More variations of what can be thought of as “the hand” can be found in the two pieces by Robert Breer; Recreation from 1956 and Fuji from 1974. In Recreation, after we are assaulted with a rapid succession of images paired with what we later learn to be nonsense poetry spoken in French, we are shown a recording of what is assumedly Breer talking about the very video we have just seen. He is literally placing his body in the video; a reminder that this myriad of film images were not cut and pasted together all on their own, but that their assemblage had to be thought through and constructed with someone’s body and hands. He also places himself, his body within the lineage of other avant-garde video artists, a reminder that there are many bodies working. In Fuji, almost the entirety of the video appears to be made of drawings, except for the live-action shots at the beginning and end. By juxtaposing the drawings of the view from the train with actual footage of the view from the train, the presence of “the hand” is felt more intensely. Something else that really accentuates “the hand” in Fuji is the way the shading on some of the figures and scenery shifts, appearing and then disappearing, as if we are seeing the artist draw the video stills in real time and then reverse time. And again, as in Recreation, the presence of Breer in Fuji reminds us that it was painstakingly made by hand.

The video in which the hand feels most absent to me is in Jodie Mack’s Unsubscribe #4: The Saddest Song in The World, from 2010. Despite some of the stop-motion paper folding, the video is simply so digitally polished that the whole thing comes across more like an advertisement than art.
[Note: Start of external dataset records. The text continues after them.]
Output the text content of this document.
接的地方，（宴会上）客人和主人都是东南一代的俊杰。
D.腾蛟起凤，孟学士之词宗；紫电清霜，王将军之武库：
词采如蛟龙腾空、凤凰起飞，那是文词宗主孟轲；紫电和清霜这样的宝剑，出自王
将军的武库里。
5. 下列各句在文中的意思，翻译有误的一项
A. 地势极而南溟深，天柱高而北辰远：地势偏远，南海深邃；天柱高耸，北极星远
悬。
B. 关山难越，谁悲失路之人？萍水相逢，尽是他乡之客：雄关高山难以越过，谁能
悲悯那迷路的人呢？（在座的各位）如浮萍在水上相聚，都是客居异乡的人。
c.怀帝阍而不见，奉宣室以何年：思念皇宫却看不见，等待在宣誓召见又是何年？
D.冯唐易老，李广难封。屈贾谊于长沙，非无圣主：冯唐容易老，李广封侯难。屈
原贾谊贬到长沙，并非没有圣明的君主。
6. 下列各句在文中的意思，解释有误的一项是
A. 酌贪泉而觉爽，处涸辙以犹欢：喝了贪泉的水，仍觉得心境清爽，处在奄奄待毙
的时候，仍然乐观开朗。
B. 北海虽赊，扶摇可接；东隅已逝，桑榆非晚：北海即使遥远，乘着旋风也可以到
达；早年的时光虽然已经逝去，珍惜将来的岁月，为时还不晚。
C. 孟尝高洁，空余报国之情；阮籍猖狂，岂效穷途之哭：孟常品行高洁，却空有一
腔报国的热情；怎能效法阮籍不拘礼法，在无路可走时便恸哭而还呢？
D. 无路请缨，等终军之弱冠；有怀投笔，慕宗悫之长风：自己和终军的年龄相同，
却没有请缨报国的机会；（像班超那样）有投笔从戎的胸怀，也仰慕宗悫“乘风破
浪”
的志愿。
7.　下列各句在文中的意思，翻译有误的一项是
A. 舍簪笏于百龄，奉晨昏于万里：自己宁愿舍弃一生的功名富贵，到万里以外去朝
The difference between art and advertising is a whole separate conversation, but I am honestly offended by this video on an aesthetic level. Specifically the moments where Mack does quick cuts of different textures within the changing frame size of a piece of paper is so reminiscent of a certain advertising aesthetic that I feel as though I might as well be watching cable, and I hate watching cable.
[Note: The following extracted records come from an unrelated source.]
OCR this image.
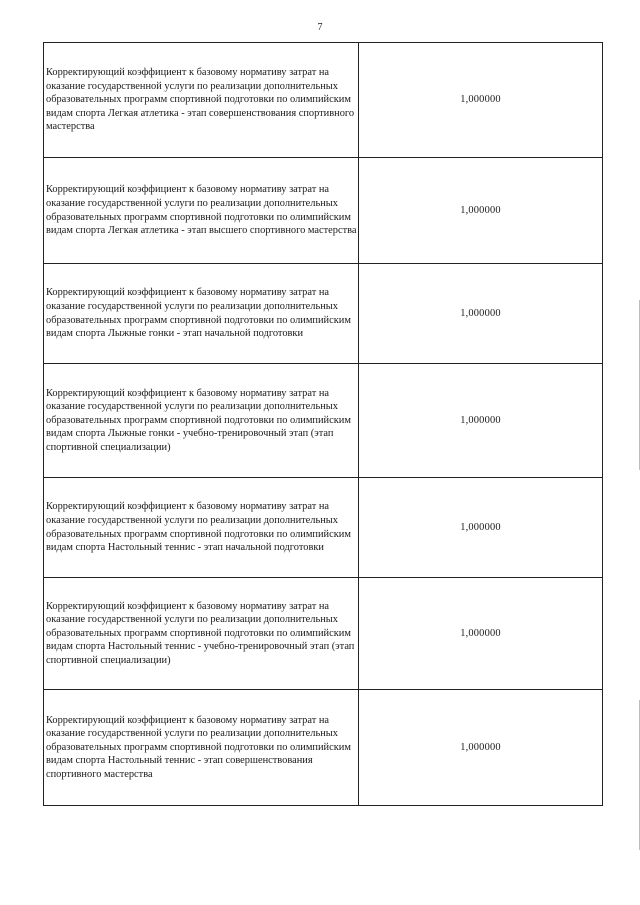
7
Корректирующий коэффициент к базовому нормативу затрат на оказание государственной услуги по реализации дополнительных образовательных программ спортивной подготовки по олимпийским видам спорта Легкая атлетика - этап совершенствования спортивного мастерства	1,000000
Корректирующий коэффициент к базовому нормативу затрат на оказание государственной услуги по реализации дополнительных образовательных программ спортивной подготовки по олимпийским видам спорта Легкая атлетика - этап высшего спортивного мастерства	1,000000
Корректирующий коэффициент к базовому нормативу затрат на оказание государственной услуги по реализации дополнительных образовательных программ спортивной подготовки по олимпийским видам спорта Лыжные гонки - этап начальной подготовки	1,000000
Корректирующий коэффициент к базовому нормативу затрат на оказание государственной услуги по реализации дополнительных образовательных программ спортивной подготовки по олимпийским видам спорта Лыжные гонки - учебно-тренировочный этап (этап спортивной специализации)	1,000000
Корректирующий коэффициент к базовому нормативу затрат на оказание государственной услуги по реализации дополнительных образовательных программ спортивной подготовки по олимпийским видам спорта Настольный теннис - этап начальной подготовки	1,000000
Корректирующий коэффициент к базовому нормативу затрат на оказание государственной услуги по реализации дополнительных образовательных программ спортивной подготовки по олимпийским видам спорта Настольный теннис - учебно-тренировочный этап (этап спортивной специализации)	1,000000
Корректирующий коэффициент к базовому нормативу затрат на оказание государственной услуги по реализации дополнительных образовательных программ спортивной подготовки по олимпийским видам спорта Настольный теннис - этап совершенствования спортивного мастерства	1,000000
The presence of “the hand” in Storm de Hirsch’s 1965 Peyote Queen is first seen in flickering white lines that flash on the screen, appearing to be film that has been scratched or drawn on. The film then transitions to a sort of four screen experience made of ambient light where the subject matter is unclear, until we see ornately beaded lamps, and then what appears to be the bottom of a glass cup near some breasts. The symbol/image of the woman (who I think it is important to note is almost always historically associated with handwork and domestic activity, such as beading) is later shown in colorful scribbles against a black background in the form of the female sign, breasts, lips, and eyes. The woman is broken down, separated into pieces. Later in the video we see a live-action shot of woman’s face made kaleidoscopic though the lens of a glass, once again fragmented. To me, all of these things seem to be in dialogue with the fact that women have historically been seen as one or two useful body parts, most likely the genitals for reproduction and the hands for working and taking care of children, and that when women make creations with their hands it is considered “craft” and not “art.” This is still a really pressing issue—during her most recent lecture at The School of the Art Institute of Chicago, fiber artist Sonya Clark said that she has lost considerable amounts of money because of how craft is valued differently or less than art is.

My questions for the discussion page are the following:
How does the use of music in a visual music film like Abstronic by Mary Ellen Bute and Ted Nemeth differ from the more traditional use of sound and music in film and video?
How commercially viable is a visual music app such as the one that Scott Sibbe collaborated on with Björk for her album Biophilia? Do you think that this something that one day may accompany a Taylor Swift record and not just people on the cutting edge?